Despite emerging data that may lead some to think there is a role for DPP-IV inhibitors or other therapies in treating individuals with diabetes and COVID-19, insulin should remain the agent of choice for the management of severely ill patients with diabetes and coronavirus infections, Daniel J. Drucker, MD, professor of medicine at the Lunenfeld Tanenbaum Research Institute of Mount Sinai Hospital and the University of Toronto, said during the presentation.

“With the new coronavirus, there are some very familiar players for endocrinologists,” Drucker said. “The [angiotensin-converting enzyme 2, or ACE2] enzyme that is very familiar to us in cardiometabolic management and DPP-IV, and it really raises a question — how should we think about using the medications we have today in the context of people with a wide spectrum of coronavirus infections?”

Endocrinologists know that unopposed ACE activity is not good for end organs, Drucker said. ACE2 has been established as the predominant receptor for COVID-19, though data are conflicting regarding its clinical relevance. Similarly, the downstream transmembrane protease serine 2, or TMPRSS2, an enzyme encoded by the TMPRSS2 gene, is required for onward virus transmission and is highly androgen regulated. Clinical trials are ongoing to lower androgens in people with COVID-19 to see if this can improve outcomes, Drucker said.
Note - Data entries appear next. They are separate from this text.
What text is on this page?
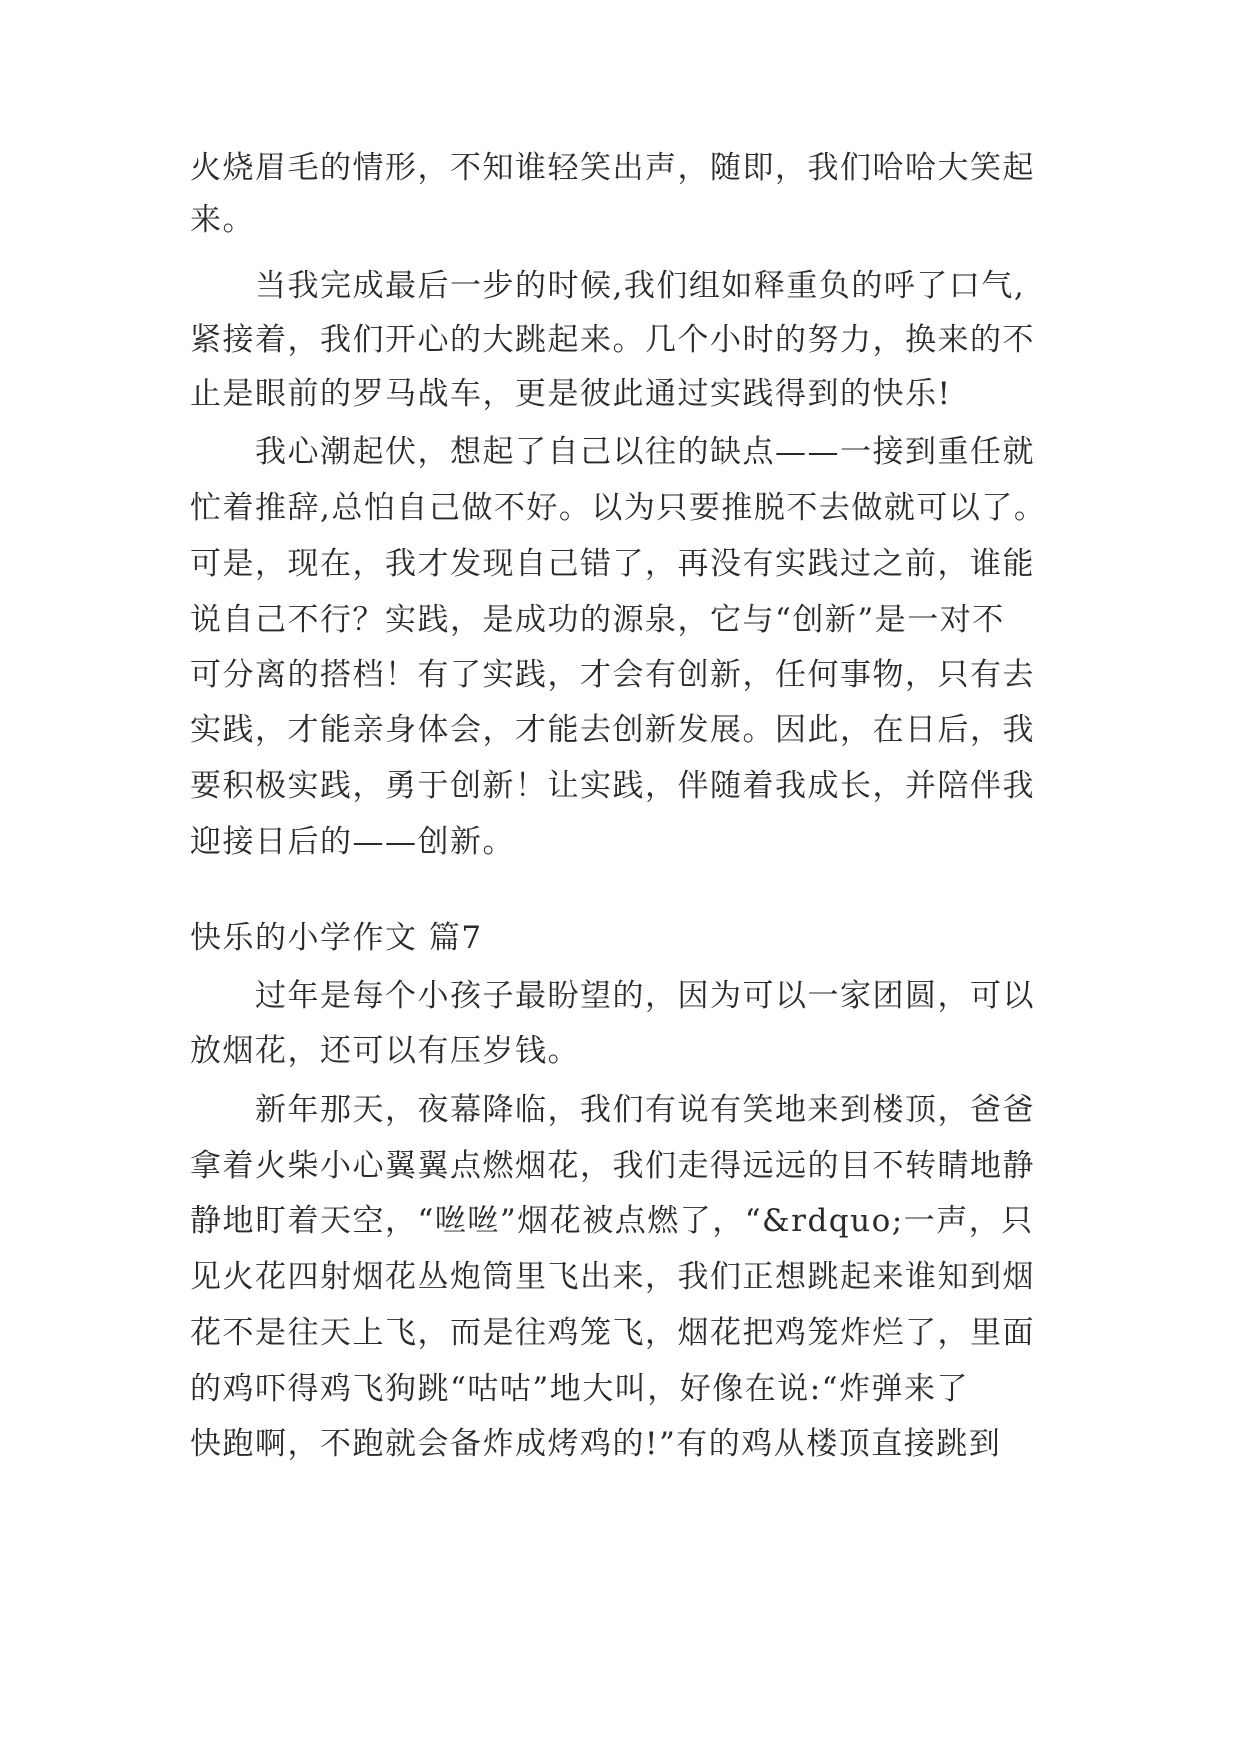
火烧眉毛的情形，不知谁轻笑出声，随即，我们哈哈大笑起

来。

　　当我完成最后一步的时候,我们组如释重负的呼了口气,

紧接着，我们开心的大跳起来。几个小时的努力，换来的不

止是眼前的罗马战车，更是彼此通过实践得到的快乐!

　　我心潮起伏，想起了自己以往的缺点——一接到重任就

忙着推辞,总怕自己做不好。以为只要推脱不去做就可以了。

可是，现在，我才发现自己错了，再没有实践过之前，谁能

说自己不行？实践，是成功的源泉，它与“创新”是一对不

可分离的搭档！有了实践，才会有创新，任何事物，只有去

实践，才能亲身体会，才能去创新发展。因此，在日后，我

要积极实践，勇于创新！让实践，伴随着我成长，并陪伴我

迎接日后的——创新。

快乐的小学作文 篇7

　　过年是每个小孩子最盼望的，因为可以一家团圆，可以

放烟花，还可以有压岁钱。

　　新年那天，夜幕降临，我们有说有笑地来到楼顶，爸爸

拿着火柴小心翼翼点燃烟花，我们走得远远的目不转睛地静

静地盯着天空，“咝咝”烟花被点燃了，“&rdquo;一声，只

见火花四射烟花丛炮筒里飞出来，我们正想跳起来谁知到烟

花不是往天上飞，而是往鸡笼飞，烟花把鸡笼炸烂了，里面

的鸡吓得鸡飞狗跳“咕咕”地大叫，好像在说:“炸弹来了

快跑啊，不跑就会备炸成烤鸡的!”有的鸡从楼顶直接跳到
DPP-IV inhibitors and GLP-1 receptor agonists, which are widely used in the treatment of type 2 diabetes, may exert anti-inflammatory actions in humans, and the agents have been used to control glucose among hospitalized patients, Drucker said. However, there is insufficient evidence to suggest such agents might safely replace insulin for critically ill individuals with diabetes and coronavirus infection.

Additionally, soluble DPP-IV has been shown to bind the MERS receptor, but not other coronavirus receptors, he said.

“A large number of substrates are modulated by DPP-IV, but not in a major way in people with diabetes,” Drucker said. “So far, we can’t see any evidence for harm or benefit with DPP-IV inhibitors.”

Prevention of COVID-19 infection continues to be the most important thing to do when approaching managing people with diabetes, Drucker said.

“If it turns out they develop coronavirus infection, the principles of good medical management that we are all familiar with in hospitalized people with diabetes [apply] — paying attention to hydration, nutrition, kidney function, liver function and careful monitoring, not only of glucose but of ketones and other medications being used,” Drucker said.